= Competency porn =

Form of escapism

Competency porn, or competence porn, is a term describing media that portrays competency, qualification, intelligence, and other rigorous, capable qualities. Coined in 2009 by screenwriter John Rogers, it has often been used in coverage regarding television shows like The Pitt and The Diplomat and movies like Apollo 13.

== History and definition ==
The term "competence porn" was defined by John Rogers, the screenwriter of Leverage, in 2009 as "a shorthand way to talk about the very specific kind of satisfaction that we feel when watching folks competently handle complex situations using the kinds of specialized skills and expertise that we can all appreciate." While often used for television shows and movies, it has also been used to refer to YouTube videos and other online content.

In 2020, book critic Kimberly Chrisman-Campbell applied the term to romance fiction, pointing out that many novels involving "dating in the digital age" involve competence, or "the all-too-rare spectacle of mutual respect between two grown-ass adults at the top of their personal and professional games."

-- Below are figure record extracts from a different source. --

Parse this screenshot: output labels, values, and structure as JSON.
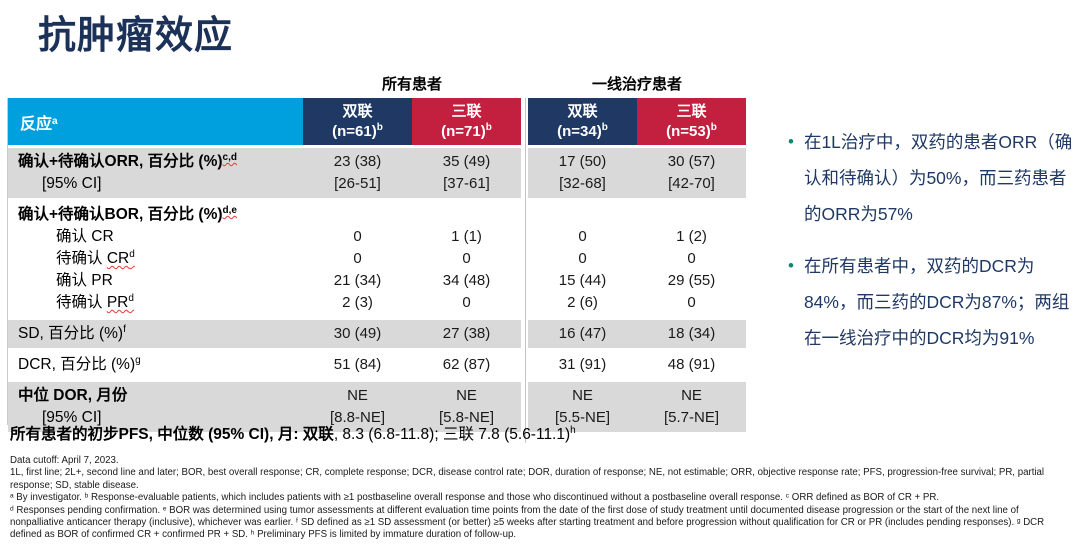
{
  "slide": {
    "title": "抗肿瘤效应"
  },
  "colors": {
    "title_navy": "#1C3158",
    "header_cyan": "#00A0DF",
    "header_navy": "#1F3864",
    "header_red": "#C2203E",
    "row_gray": "#D9D9D9",
    "bullet_dot_teal": "#0E8672",
    "bullet_text_navy": "#1F3864",
    "wavy_underline_red": "#E03C31"
  },
  "table": {
    "group_headers": [
      "所有患者",
      "一线治疗患者"
    ],
    "header_label": {
      "text": "反应",
      "sup": "a"
    },
    "columns": [
      {
        "name": "双联",
        "n": "(n=61)",
        "sup": "b",
        "color": "#1F3864"
      },
      {
        "name": "三联",
        "n": "(n=71)",
        "sup": "b",
        "color": "#C2203E"
      },
      {
        "name": "双联",
        "n": "(n=34)",
        "sup": "b",
        "color": "#1F3864"
      },
      {
        "name": "三联",
        "n": "(n=53)",
        "sup": "b",
        "color": "#C2203E"
      }
    ],
    "rows": [
      {
        "shade": "gray",
        "lines": [
          {
            "label": {
              "text": "确认+待确认ORR, 百分比 (%)",
              "bold": true,
              "indent": 0,
              "sup": "c,d",
              "sup_wavy": true
            },
            "values": [
              "23 (38)",
              "35 (49)",
              "17 (50)",
              "30 (57)"
            ]
          },
          {
            "label": {
              "text": "[95% CI]",
              "indent": 1
            },
            "values": [
              "[26-51]",
              "[37-61]",
              "[32-68]",
              "[42-70]"
            ]
          }
        ]
      },
      {
        "shade": "white",
        "lines": [
          {
            "label": {
              "text": "确认+待确认BOR, 百分比 (%)",
              "bold": true,
              "indent": 0,
              "sup": "d,e",
              "sup_wavy": true
            },
            "values": [
              "",
              "",
              "",
              ""
            ]
          },
          {
            "label": {
              "text": "确认 CR",
              "indent": 2
            },
            "values": [
              "0",
              "1 (1)",
              "0",
              "1 (2)"
            ]
          },
          {
            "label": {
              "text": "待确认 ",
              "indent": 2,
              "wavy_text": "CR",
              "sup": "d",
              "sup_wavy": true
            },
            "values": [
              "0",
              "0",
              "0",
              "0"
            ]
          },
          {
            "label": {
              "text": "确认 PR",
              "indent": 2
            },
            "values": [
              "21 (34)",
              "34 (48)",
              "15 (44)",
              "29 (55)"
            ]
          },
          {
            "label": {
              "text": "待确认 ",
              "indent": 2,
              "wavy_text": "PR",
              "sup": "d",
              "sup_wavy": true
            },
            "values": [
              "2 (3)",
              "0",
              "2 (6)",
              "0"
            ]
          }
        ]
      },
      {
        "shade": "gray",
        "lines": [
          {
            "label": {
              "text": "SD, 百分比 (%)",
              "indent": 0,
              "sup": "f"
            },
            "values": [
              "30 (49)",
              "27 (38)",
              "16 (47)",
              "18 (34)"
            ]
          }
        ]
      },
      {
        "shade": "white",
        "lines": [
          {
            "label": {
              "text": "DCR, 百分比 (%)",
              "indent": 0,
              "sup": "g"
            },
            "values": [
              "51 (84)",
              "62 (87)",
              "31 (91)",
              "48 (91)"
            ]
          }
        ]
      },
      {
        "shade": "gray",
        "lines": [
          {
            "label": {
              "text": "中位 DOR, 月份",
              "bold": true,
              "indent": 0
            },
            "values": [
              "NE",
              "NE",
              "NE",
              "NE"
            ]
          },
          {
            "label": {
              "text": "[95% CI]",
              "indent": 1
            },
            "values": [
              "[8.8-NE]",
              "[5.8-NE]",
              "[5.5-NE]",
              "[5.7-NE]"
            ]
          }
        ]
      }
    ]
  },
  "pfs": {
    "bold": "所有患者的初步PFS, 中位数 (95% CI), 月: 双联",
    "rest": ", 8.3 (6.8-11.8); 三联 7.8 (5.6-11.1)",
    "sup": "h"
  },
  "footnotes": [
    "Data cutoff: April 7, 2023.",
    "1L, first line; 2L+, second line and later; BOR, best overall response; CR, complete response; DCR, disease control rate; DOR, duration of response; NE, not estimable; ORR, objective response rate; PFS, progression-free survival; PR, partial response; SD, stable disease.",
    "ᵃ By investigator. ᵇ Response-evaluable patients, which includes patients with ≥1 postbaseline overall response and those who discontinued without a postbaseline overall response. ᶜ ORR defined as BOR of CR + PR.",
    "ᵈ Responses pending confirmation. ᵉ BOR was determined using tumor assessments at different evaluation time points from the date of the first dose of study treatment until documented disease progression or the start of the next line of nonpalliative anticancer therapy (inclusive), whichever was earlier. ᶠ SD defined as ≥1 SD assessment (or better) ≥5 weeks after starting treatment and before progression without qualification for CR or PR (includes pending responses). ᵍ DCR defined as BOR of confirmed CR + confirmed PR + SD. ʰ Preliminary PFS is limited by immature duration of follow-up."
  ],
  "bullets": [
    "在1L治疗中，双药的患者ORR（确认和待确认）为50%，而三药患者的ORR为57%",
    "在所有患者中，双药的DCR为84%，而三药的DCR为87%；两组在一线治疗中的DCR均为91%"
  ]
}
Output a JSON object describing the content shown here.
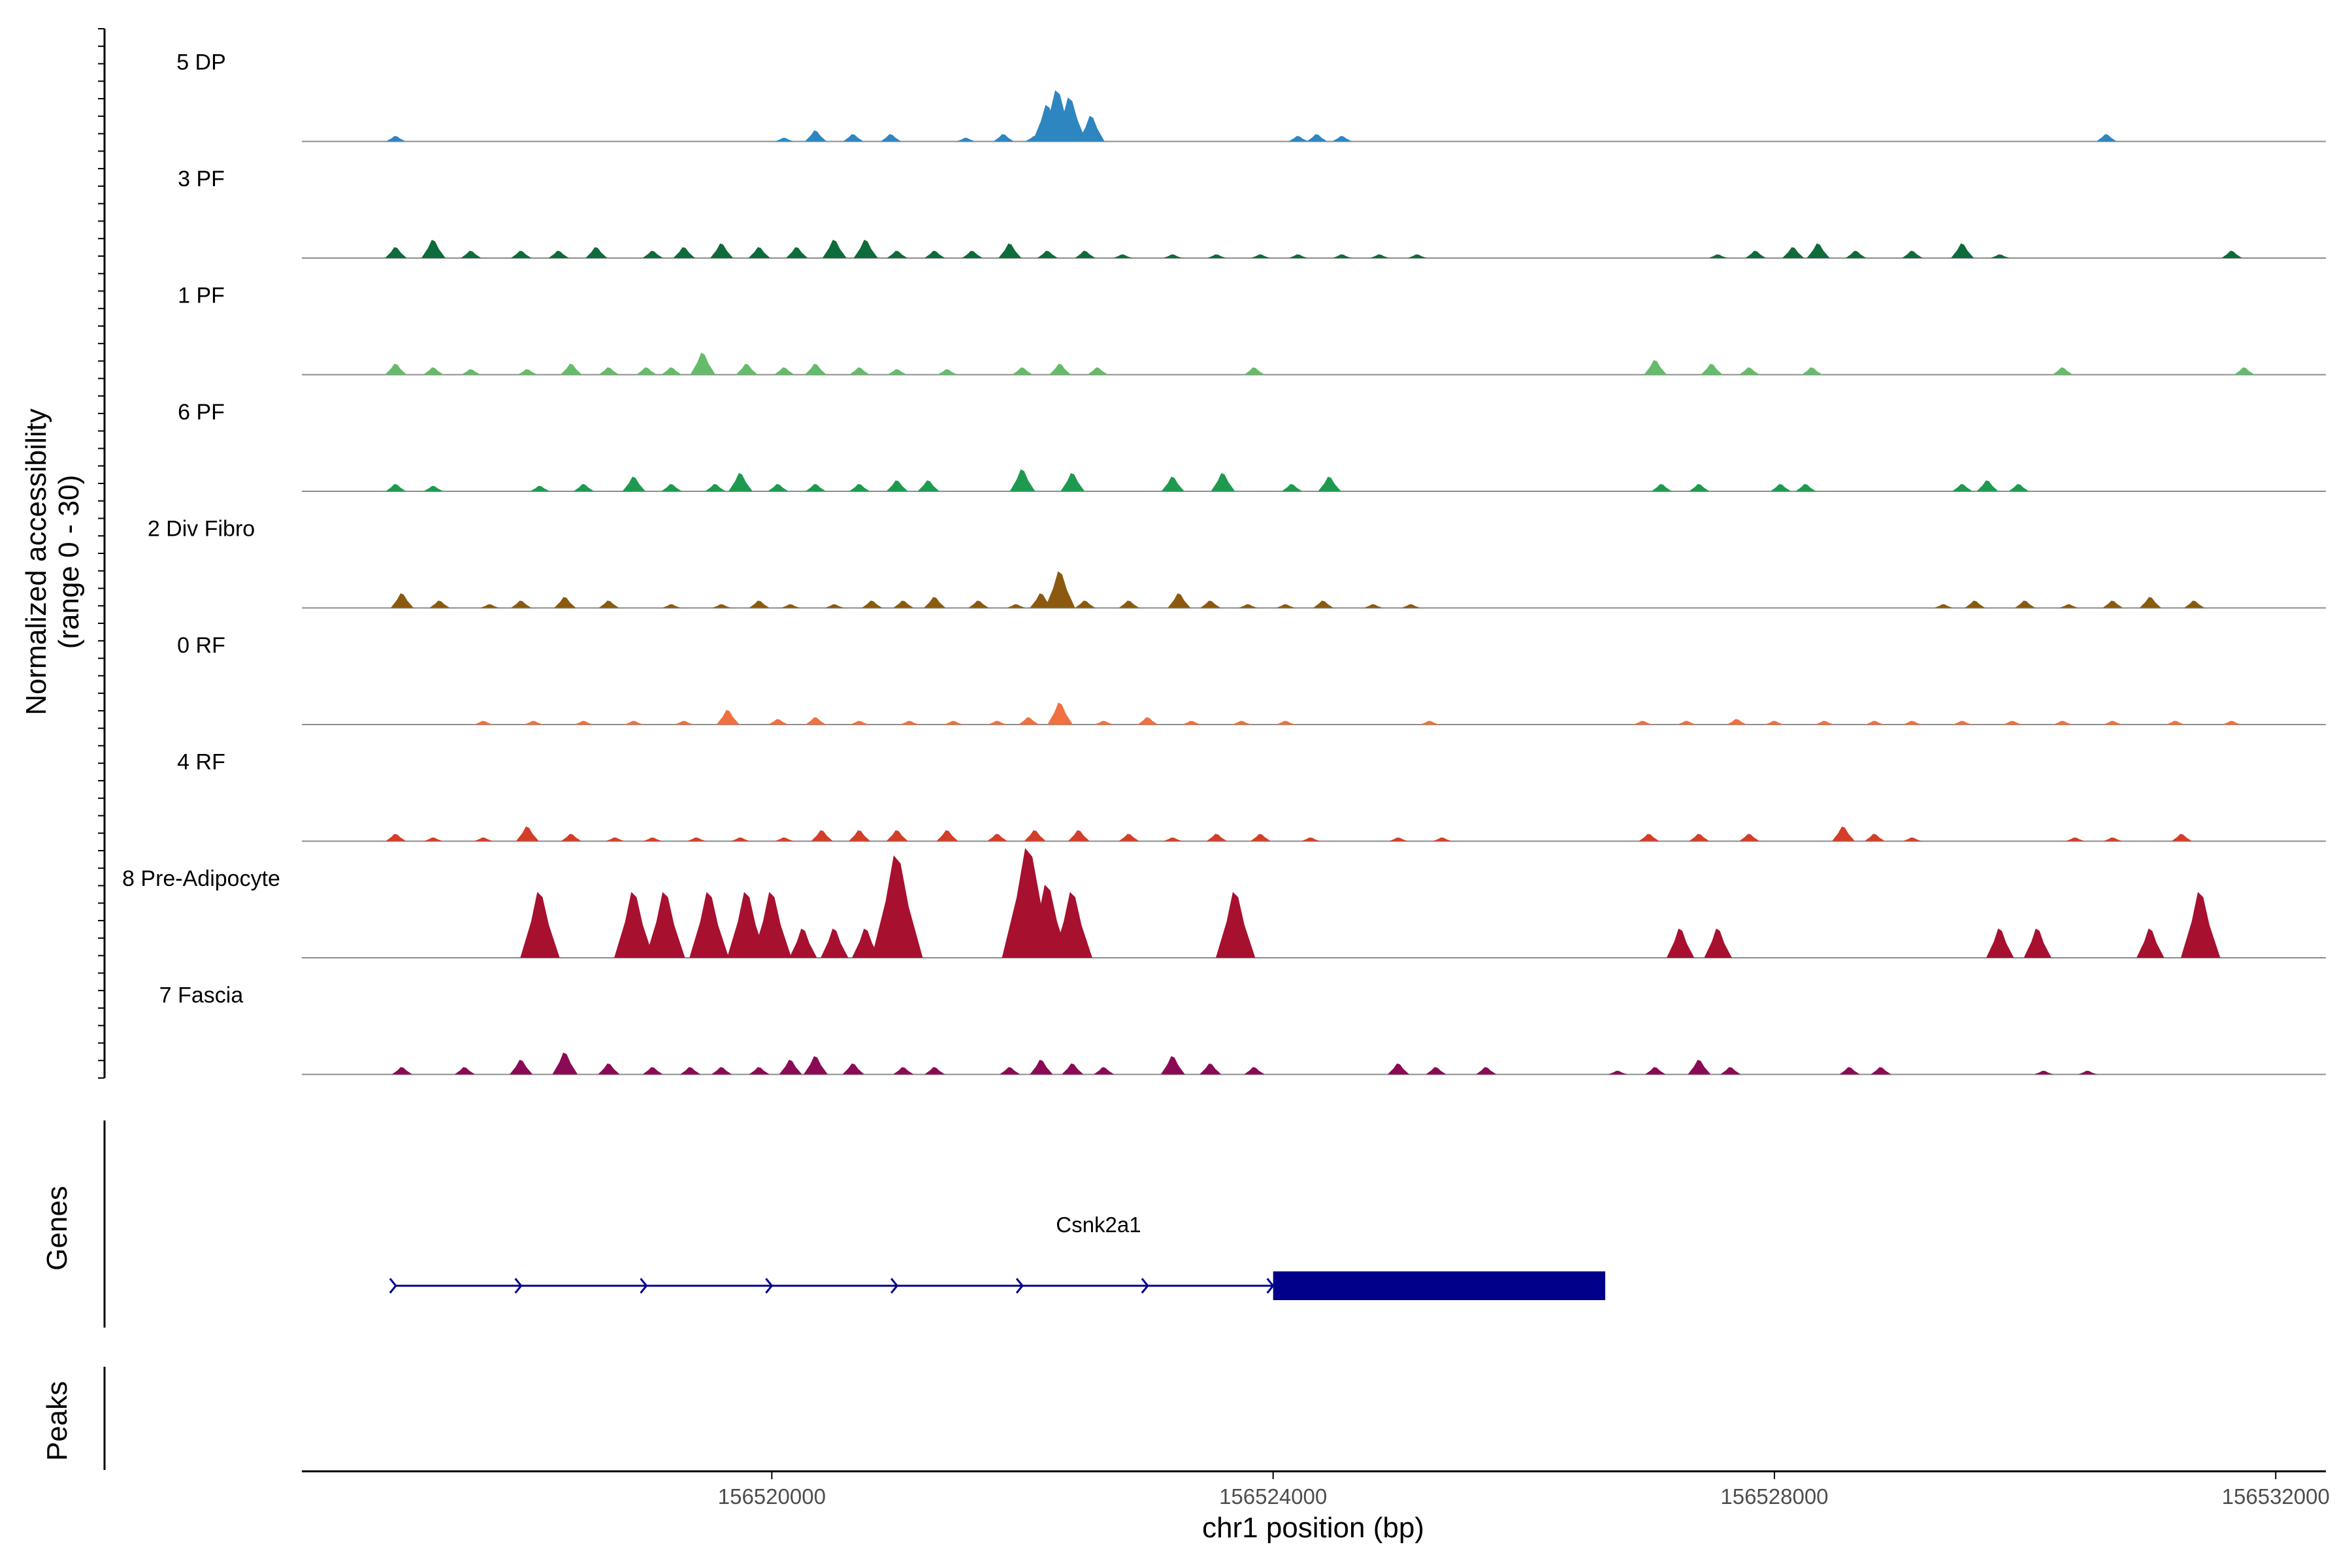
{
  "chart_data": {
    "type": "area",
    "title": "",
    "xlabel": "chr1 position (bp)",
    "ylabel_line1": "Normalized accessibility",
    "ylabel_line2": "(range 0 - 30)",
    "ylim": [
      0,
      30
    ],
    "xlim": [
      156516250,
      156532400
    ],
    "x_ticks": [
      156520000,
      156524000,
      156528000,
      156532000
    ],
    "x_tick_labels": [
      "156520000",
      "156524000",
      "156528000",
      "156532000"
    ],
    "series": [
      {
        "name": "5 DP",
        "color": "#2E86C1",
        "peaks": [
          [
            156517000,
            1.5
          ],
          [
            156520100,
            1
          ],
          [
            156520350,
            3
          ],
          [
            156520650,
            2
          ],
          [
            156520950,
            2
          ],
          [
            156521550,
            1
          ],
          [
            156521850,
            2
          ],
          [
            156522100,
            1.5
          ],
          [
            156522200,
            10
          ],
          [
            156522280,
            14
          ],
          [
            156522380,
            12
          ],
          [
            156522550,
            7
          ],
          [
            156524200,
            1.5
          ],
          [
            156524350,
            2
          ],
          [
            156524550,
            1.5
          ],
          [
            156530650,
            2
          ]
        ]
      },
      {
        "name": "3 PF",
        "color": "#0E6B3A",
        "peaks": [
          [
            156517000,
            3
          ],
          [
            156517300,
            5
          ],
          [
            156517600,
            2
          ],
          [
            156518000,
            2
          ],
          [
            156518300,
            2
          ],
          [
            156518600,
            3
          ],
          [
            156519050,
            2
          ],
          [
            156519300,
            3
          ],
          [
            156519600,
            4
          ],
          [
            156519900,
            3
          ],
          [
            156520200,
            3
          ],
          [
            156520500,
            5
          ],
          [
            156520750,
            5
          ],
          [
            156521000,
            2
          ],
          [
            156521300,
            2
          ],
          [
            156521600,
            2
          ],
          [
            156521900,
            4
          ],
          [
            156522200,
            2
          ],
          [
            156522500,
            2
          ],
          [
            156522800,
            1
          ],
          [
            156523200,
            1
          ],
          [
            156523550,
            1
          ],
          [
            156523900,
            1
          ],
          [
            156524200,
            1
          ],
          [
            156524550,
            1
          ],
          [
            156524850,
            1
          ],
          [
            156525150,
            1
          ],
          [
            156527550,
            1
          ],
          [
            156527850,
            2
          ],
          [
            156528150,
            3
          ],
          [
            156528350,
            4
          ],
          [
            156528650,
            2
          ],
          [
            156529100,
            2
          ],
          [
            156529500,
            4
          ],
          [
            156529800,
            1
          ],
          [
            156531650,
            2
          ]
        ]
      },
      {
        "name": "1 PF",
        "color": "#66BB6A",
        "peaks": [
          [
            156517000,
            3
          ],
          [
            156517300,
            2
          ],
          [
            156517600,
            1.5
          ],
          [
            156518050,
            1.5
          ],
          [
            156518400,
            3
          ],
          [
            156518700,
            2
          ],
          [
            156519000,
            2
          ],
          [
            156519200,
            2
          ],
          [
            156519450,
            6
          ],
          [
            156519800,
            3
          ],
          [
            156520100,
            2
          ],
          [
            156520350,
            3
          ],
          [
            156520700,
            2
          ],
          [
            156521000,
            1.5
          ],
          [
            156521400,
            1.5
          ],
          [
            156522000,
            2
          ],
          [
            156522300,
            3
          ],
          [
            156522600,
            2
          ],
          [
            156523850,
            2
          ],
          [
            156527050,
            4
          ],
          [
            156527500,
            3
          ],
          [
            156527800,
            2
          ],
          [
            156528300,
            2
          ],
          [
            156530300,
            2
          ],
          [
            156531750,
            2
          ]
        ]
      },
      {
        "name": "6 PF",
        "color": "#1E9A50",
        "peaks": [
          [
            156517000,
            2
          ],
          [
            156517300,
            1.5
          ],
          [
            156518150,
            1.5
          ],
          [
            156518500,
            2
          ],
          [
            156518900,
            4
          ],
          [
            156519200,
            2
          ],
          [
            156519550,
            2
          ],
          [
            156519750,
            5
          ],
          [
            156520050,
            2
          ],
          [
            156520350,
            2
          ],
          [
            156520700,
            2
          ],
          [
            156521000,
            3
          ],
          [
            156521250,
            3
          ],
          [
            156522000,
            6
          ],
          [
            156522400,
            5
          ],
          [
            156523200,
            4
          ],
          [
            156523600,
            5
          ],
          [
            156524150,
            2
          ],
          [
            156524450,
            4
          ],
          [
            156527100,
            2
          ],
          [
            156527400,
            2
          ],
          [
            156528050,
            2
          ],
          [
            156528250,
            2
          ],
          [
            156529500,
            2
          ],
          [
            156529700,
            3
          ],
          [
            156529950,
            2
          ]
        ]
      },
      {
        "name": "2 Div Fibro",
        "color": "#8B5A0F",
        "peaks": [
          [
            156517050,
            4
          ],
          [
            156517350,
            2
          ],
          [
            156517750,
            1
          ],
          [
            156518000,
            2
          ],
          [
            156518350,
            3
          ],
          [
            156518700,
            2
          ],
          [
            156519200,
            1
          ],
          [
            156519600,
            1
          ],
          [
            156519900,
            2
          ],
          [
            156520150,
            1
          ],
          [
            156520500,
            1
          ],
          [
            156520800,
            2
          ],
          [
            156521050,
            2
          ],
          [
            156521300,
            3
          ],
          [
            156521650,
            2
          ],
          [
            156521950,
            1
          ],
          [
            156522150,
            4
          ],
          [
            156522300,
            10
          ],
          [
            156522500,
            2
          ],
          [
            156522850,
            2
          ],
          [
            156523250,
            4
          ],
          [
            156523500,
            2
          ],
          [
            156523800,
            1
          ],
          [
            156524100,
            1
          ],
          [
            156524400,
            2
          ],
          [
            156524800,
            1
          ],
          [
            156525100,
            1
          ],
          [
            156529350,
            1
          ],
          [
            156529600,
            2
          ],
          [
            156530000,
            2
          ],
          [
            156530350,
            1
          ],
          [
            156530700,
            2
          ],
          [
            156531000,
            3
          ],
          [
            156531350,
            2
          ]
        ]
      },
      {
        "name": "0 RF",
        "color": "#F07040",
        "peaks": [
          [
            156517700,
            1
          ],
          [
            156518100,
            1
          ],
          [
            156518500,
            1
          ],
          [
            156518900,
            1
          ],
          [
            156519300,
            1
          ],
          [
            156519650,
            4
          ],
          [
            156520050,
            1.5
          ],
          [
            156520350,
            2
          ],
          [
            156520700,
            1
          ],
          [
            156521100,
            1
          ],
          [
            156521450,
            1
          ],
          [
            156521800,
            1
          ],
          [
            156522050,
            2
          ],
          [
            156522300,
            6
          ],
          [
            156522650,
            1
          ],
          [
            156523000,
            2
          ],
          [
            156523350,
            1
          ],
          [
            156523750,
            1
          ],
          [
            156524100,
            1
          ],
          [
            156525250,
            1
          ],
          [
            156526950,
            1
          ],
          [
            156527300,
            1
          ],
          [
            156527700,
            1.5
          ],
          [
            156528000,
            1
          ],
          [
            156528400,
            1
          ],
          [
            156528800,
            1
          ],
          [
            156529100,
            1
          ],
          [
            156529500,
            1
          ],
          [
            156529900,
            1
          ],
          [
            156530300,
            1
          ],
          [
            156530700,
            1
          ],
          [
            156531200,
            1
          ],
          [
            156531650,
            1
          ]
        ]
      },
      {
        "name": "4 RF",
        "color": "#D33E28",
        "peaks": [
          [
            156517000,
            2
          ],
          [
            156517300,
            1
          ],
          [
            156517700,
            1
          ],
          [
            156518050,
            4
          ],
          [
            156518400,
            2
          ],
          [
            156518750,
            1
          ],
          [
            156519050,
            1
          ],
          [
            156519400,
            1
          ],
          [
            156519750,
            1
          ],
          [
            156520100,
            1
          ],
          [
            156520400,
            3
          ],
          [
            156520700,
            3
          ],
          [
            156521000,
            3
          ],
          [
            156521400,
            3
          ],
          [
            156521800,
            2
          ],
          [
            156522100,
            3
          ],
          [
            156522450,
            3
          ],
          [
            156522850,
            2
          ],
          [
            156523200,
            1
          ],
          [
            156523550,
            2
          ],
          [
            156523900,
            2
          ],
          [
            156524300,
            1
          ],
          [
            156525000,
            1
          ],
          [
            156525350,
            1
          ],
          [
            156527000,
            2
          ],
          [
            156527400,
            2
          ],
          [
            156527800,
            2
          ],
          [
            156528550,
            4
          ],
          [
            156528800,
            2
          ],
          [
            156529100,
            1
          ],
          [
            156530400,
            1
          ],
          [
            156530700,
            1
          ],
          [
            156531250,
            2
          ]
        ]
      },
      {
        "name": "8 Pre-Adipocyte",
        "color": "#A8102F",
        "peaks": [
          [
            156518150,
            18
          ],
          [
            156518900,
            18
          ],
          [
            156519150,
            18
          ],
          [
            156519500,
            18
          ],
          [
            156519800,
            18
          ],
          [
            156520000,
            18
          ],
          [
            156520250,
            8
          ],
          [
            156520500,
            8
          ],
          [
            156520750,
            8
          ],
          [
            156521000,
            28
          ],
          [
            156522050,
            30
          ],
          [
            156522200,
            20
          ],
          [
            156522400,
            18
          ],
          [
            156523700,
            18
          ],
          [
            156527250,
            8
          ],
          [
            156527550,
            8
          ],
          [
            156529800,
            8
          ],
          [
            156530100,
            8
          ],
          [
            156531000,
            8
          ],
          [
            156531400,
            18
          ]
        ]
      },
      {
        "name": "7 Fascia",
        "color": "#8A0A55",
        "peaks": [
          [
            156517050,
            2
          ],
          [
            156517550,
            2
          ],
          [
            156518000,
            4
          ],
          [
            156518350,
            6
          ],
          [
            156518700,
            3
          ],
          [
            156519050,
            2
          ],
          [
            156519350,
            2
          ],
          [
            156519600,
            2
          ],
          [
            156519900,
            2
          ],
          [
            156520150,
            4
          ],
          [
            156520350,
            5
          ],
          [
            156520650,
            3
          ],
          [
            156521050,
            2
          ],
          [
            156521300,
            2
          ],
          [
            156521900,
            2
          ],
          [
            156522150,
            4
          ],
          [
            156522400,
            3
          ],
          [
            156522650,
            2
          ],
          [
            156523200,
            5
          ],
          [
            156523500,
            3
          ],
          [
            156523850,
            2
          ],
          [
            156525000,
            3
          ],
          [
            156525300,
            2
          ],
          [
            156525700,
            2
          ],
          [
            156526750,
            1
          ],
          [
            156527050,
            2
          ],
          [
            156527400,
            4
          ],
          [
            156527650,
            2
          ],
          [
            156528600,
            2
          ],
          [
            156528850,
            2
          ],
          [
            156530150,
            1
          ],
          [
            156530500,
            1
          ]
        ]
      }
    ],
    "genes": {
      "title": "Genes",
      "name": "Csnk2a1",
      "color": "#00008B",
      "strand": "+",
      "start": 156517000,
      "end": 156526650,
      "cds_start": 156524000,
      "cds_end": 156526650
    },
    "peaks_track": {
      "title": "Peaks",
      "regions": []
    }
  }
}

On January 13, 2026, Jada Yuan, writing for The Washington Post, shifted the term to "competency porn" and applied it to shows like The Pitt and Industry, arguing that it became a means of escapism in light of the incompetence seen in news events. On the same day, The Guardian did a Pass Notes installment on the term, stating that "In 2026, when it feels as though the world is moments away from any number of disasters, there is nothing hotter than watching someone do their job really, really well."

== Examples ==
In 2024, Lifehacker compiled a list of thirty movies and television shows that could be considered competence porn, including Ocean's Eleven, Moneyball, Star Trek, and The Prestige, among others.
In a 2025 interview with NPR, ER and The Pitt actor Noah Wyle used the term "competency porn" to describe The Pitt's focus on accurately portraying technical medical scenes rather than drama or spectacle:"One of the decisions we made early on was to not employ any soundtrack in the show... We're letting the sort of symphony of the sound of the procedures in the room be our cadence... And it's really less important the audience understands and more important that the audience sees that the doctors know what they're talking about. It's competency porn."In 2026, Yuan listed The Pitt, The Diplomat, Industry, Abbott Elementary, Star Trek: Starfleet Academy, Hijack, Pluribus, and Survivor as examples of competency porn.